The piazza as civic heart

Hong Kong leisure complex

At the center of the park lies its social engine: a spacious, open piazza ringed with dining terraces and shaded walkways. This is not a commercial plaza in the traditional sense—it’s a modern agora, designed to facilitate encounter and linger. Its porous edges allow movement in all directions, dissolving the typical axis of entry and exit. Elevated ramps offer balconies onto daily life; glazed façades invite the eye through to activity inside.

Ramps, bridges, and landscape corridors stitch the site together vertically, while multiple entrances maintain permeability at street level. Visitors don’t just pass through the site—they inhabit it. Public space here is not a leftover—it is the connective tissue, framed by architecture that emphasizes inclusion, exploration, and pause.

Built for continuity, shaped by community

Cycling track at Go Park Sai Sha by Zaha Hadid Architects

Since its opening in early 2025, GO PARK Sai Sha has established itself as a daily ritual for thousands. It’s where schoolchildren race through after class, where early risers jog past yoga groups, where families meet for weekend games and neighbors exchange glances over iced coffees. The architecture supports this fluid use not by dictating behavior, but by offering possibility.

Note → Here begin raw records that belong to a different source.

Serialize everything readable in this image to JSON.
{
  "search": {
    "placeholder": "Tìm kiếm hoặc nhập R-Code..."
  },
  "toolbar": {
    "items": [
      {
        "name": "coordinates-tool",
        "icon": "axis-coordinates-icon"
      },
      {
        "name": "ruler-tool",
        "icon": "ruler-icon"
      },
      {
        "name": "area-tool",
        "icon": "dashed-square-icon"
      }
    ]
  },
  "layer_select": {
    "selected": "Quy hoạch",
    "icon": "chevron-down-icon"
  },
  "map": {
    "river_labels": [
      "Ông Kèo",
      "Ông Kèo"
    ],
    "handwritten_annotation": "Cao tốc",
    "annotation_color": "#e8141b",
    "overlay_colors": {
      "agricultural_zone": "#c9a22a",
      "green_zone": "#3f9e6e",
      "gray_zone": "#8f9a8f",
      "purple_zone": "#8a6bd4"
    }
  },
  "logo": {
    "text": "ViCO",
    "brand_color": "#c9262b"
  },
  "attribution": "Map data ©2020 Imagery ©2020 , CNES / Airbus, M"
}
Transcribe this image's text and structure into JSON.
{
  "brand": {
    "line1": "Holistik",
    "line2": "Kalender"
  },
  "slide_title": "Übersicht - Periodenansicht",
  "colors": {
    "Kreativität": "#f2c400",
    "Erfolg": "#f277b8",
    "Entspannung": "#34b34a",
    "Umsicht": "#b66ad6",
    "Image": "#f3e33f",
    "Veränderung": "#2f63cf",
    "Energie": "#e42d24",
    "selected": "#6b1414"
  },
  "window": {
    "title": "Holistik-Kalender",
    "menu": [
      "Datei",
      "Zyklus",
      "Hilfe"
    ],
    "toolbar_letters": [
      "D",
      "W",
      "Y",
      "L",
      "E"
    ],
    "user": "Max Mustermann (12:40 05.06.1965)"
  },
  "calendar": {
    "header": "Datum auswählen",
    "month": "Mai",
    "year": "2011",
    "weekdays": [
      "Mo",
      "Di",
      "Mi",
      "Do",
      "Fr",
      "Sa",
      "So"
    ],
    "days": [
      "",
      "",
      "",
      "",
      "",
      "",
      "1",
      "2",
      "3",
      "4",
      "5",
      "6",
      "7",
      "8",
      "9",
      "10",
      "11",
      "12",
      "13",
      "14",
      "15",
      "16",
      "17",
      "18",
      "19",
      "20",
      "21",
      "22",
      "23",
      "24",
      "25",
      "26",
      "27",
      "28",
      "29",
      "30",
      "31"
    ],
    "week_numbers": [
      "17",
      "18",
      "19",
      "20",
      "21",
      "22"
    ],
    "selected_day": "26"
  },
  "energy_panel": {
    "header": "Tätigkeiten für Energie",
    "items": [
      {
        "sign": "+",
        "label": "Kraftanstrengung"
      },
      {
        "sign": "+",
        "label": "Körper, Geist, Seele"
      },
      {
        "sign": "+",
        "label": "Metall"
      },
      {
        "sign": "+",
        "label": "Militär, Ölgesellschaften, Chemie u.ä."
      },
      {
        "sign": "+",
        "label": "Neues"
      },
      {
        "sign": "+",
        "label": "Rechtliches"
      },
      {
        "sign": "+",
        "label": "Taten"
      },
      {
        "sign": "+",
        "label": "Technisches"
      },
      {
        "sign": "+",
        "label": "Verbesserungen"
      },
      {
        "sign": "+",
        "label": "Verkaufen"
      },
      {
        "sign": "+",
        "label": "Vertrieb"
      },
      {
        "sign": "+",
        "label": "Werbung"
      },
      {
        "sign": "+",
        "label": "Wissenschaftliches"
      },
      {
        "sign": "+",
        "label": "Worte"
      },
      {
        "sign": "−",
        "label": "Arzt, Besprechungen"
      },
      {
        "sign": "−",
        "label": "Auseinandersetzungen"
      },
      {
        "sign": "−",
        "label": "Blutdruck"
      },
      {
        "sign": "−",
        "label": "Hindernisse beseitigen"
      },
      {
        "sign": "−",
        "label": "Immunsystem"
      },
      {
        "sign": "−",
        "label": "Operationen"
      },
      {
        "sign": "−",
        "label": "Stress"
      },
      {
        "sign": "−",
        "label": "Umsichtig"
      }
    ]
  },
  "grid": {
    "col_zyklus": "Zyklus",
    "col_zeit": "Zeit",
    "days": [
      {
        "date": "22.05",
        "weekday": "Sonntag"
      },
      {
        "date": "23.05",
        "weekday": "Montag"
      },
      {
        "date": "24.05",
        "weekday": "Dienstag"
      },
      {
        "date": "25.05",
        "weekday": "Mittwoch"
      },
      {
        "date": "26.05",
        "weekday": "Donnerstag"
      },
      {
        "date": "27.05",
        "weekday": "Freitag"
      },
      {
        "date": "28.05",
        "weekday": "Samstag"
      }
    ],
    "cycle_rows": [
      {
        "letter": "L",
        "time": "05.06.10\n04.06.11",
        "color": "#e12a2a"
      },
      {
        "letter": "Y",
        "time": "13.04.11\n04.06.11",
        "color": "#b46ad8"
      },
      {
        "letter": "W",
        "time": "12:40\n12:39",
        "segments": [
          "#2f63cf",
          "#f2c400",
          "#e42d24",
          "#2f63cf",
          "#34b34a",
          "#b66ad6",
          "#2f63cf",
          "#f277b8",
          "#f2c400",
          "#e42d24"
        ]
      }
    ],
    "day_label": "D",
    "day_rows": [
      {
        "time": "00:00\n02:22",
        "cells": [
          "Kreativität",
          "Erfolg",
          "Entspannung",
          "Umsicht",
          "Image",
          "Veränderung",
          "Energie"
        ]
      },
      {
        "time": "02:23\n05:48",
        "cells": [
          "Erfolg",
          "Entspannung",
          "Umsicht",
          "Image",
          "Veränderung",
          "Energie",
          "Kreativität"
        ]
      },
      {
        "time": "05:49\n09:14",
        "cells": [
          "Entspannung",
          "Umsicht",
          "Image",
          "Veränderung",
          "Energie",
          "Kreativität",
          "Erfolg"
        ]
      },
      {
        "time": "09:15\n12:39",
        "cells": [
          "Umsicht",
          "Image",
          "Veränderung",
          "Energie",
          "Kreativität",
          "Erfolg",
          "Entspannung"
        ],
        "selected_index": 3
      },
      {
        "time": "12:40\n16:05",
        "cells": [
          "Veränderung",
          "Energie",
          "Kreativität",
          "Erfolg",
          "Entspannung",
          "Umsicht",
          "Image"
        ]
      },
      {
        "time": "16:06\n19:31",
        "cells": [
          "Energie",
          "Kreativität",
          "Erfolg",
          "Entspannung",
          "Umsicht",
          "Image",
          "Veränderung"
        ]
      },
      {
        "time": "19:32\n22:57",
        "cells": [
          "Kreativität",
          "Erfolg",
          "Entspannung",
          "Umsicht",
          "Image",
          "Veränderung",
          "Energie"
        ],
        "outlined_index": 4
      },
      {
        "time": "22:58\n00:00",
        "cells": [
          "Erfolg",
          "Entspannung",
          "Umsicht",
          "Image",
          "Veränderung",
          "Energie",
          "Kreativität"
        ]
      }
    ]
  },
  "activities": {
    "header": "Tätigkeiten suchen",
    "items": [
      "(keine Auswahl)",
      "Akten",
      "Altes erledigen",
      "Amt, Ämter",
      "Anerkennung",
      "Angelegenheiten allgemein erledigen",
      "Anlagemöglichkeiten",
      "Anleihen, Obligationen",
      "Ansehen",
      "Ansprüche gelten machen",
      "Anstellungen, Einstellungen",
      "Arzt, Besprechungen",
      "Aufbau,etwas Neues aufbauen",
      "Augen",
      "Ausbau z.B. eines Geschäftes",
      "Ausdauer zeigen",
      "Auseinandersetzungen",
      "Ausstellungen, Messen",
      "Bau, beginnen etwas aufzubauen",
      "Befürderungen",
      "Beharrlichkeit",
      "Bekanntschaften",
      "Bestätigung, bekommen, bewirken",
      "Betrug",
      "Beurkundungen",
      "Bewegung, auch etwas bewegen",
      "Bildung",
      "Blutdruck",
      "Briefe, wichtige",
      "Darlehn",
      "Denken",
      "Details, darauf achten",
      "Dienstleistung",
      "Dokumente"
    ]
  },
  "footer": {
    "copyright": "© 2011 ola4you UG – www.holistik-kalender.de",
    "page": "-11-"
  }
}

Simon Yu, director of Zaha Hadid Architects in Hong Kong, describes the project as “a social condenser, a platform for everyday life.” That ethos shows in every gesture—from the ample plantings to the careful scale of the staircases, from the way sunlight filters through concrete latticework to the soft integration of public seating. Each design choice amplifies one core idea: that civic spaces should be as alive as the people who use them.

GO PARK Sai Sha does not conform to typologies. It is neither a stadium nor a mall, neither park nor village—but something new in between. In its synthesis of movement and rest, nature and structure, spectacle and intimacy, it proposes a model for how 21st-century cities might reclaim joy, play, and connection through architecture that listens first, then acts. It is, simply, a park that works like a city—and a city that breathes like a park.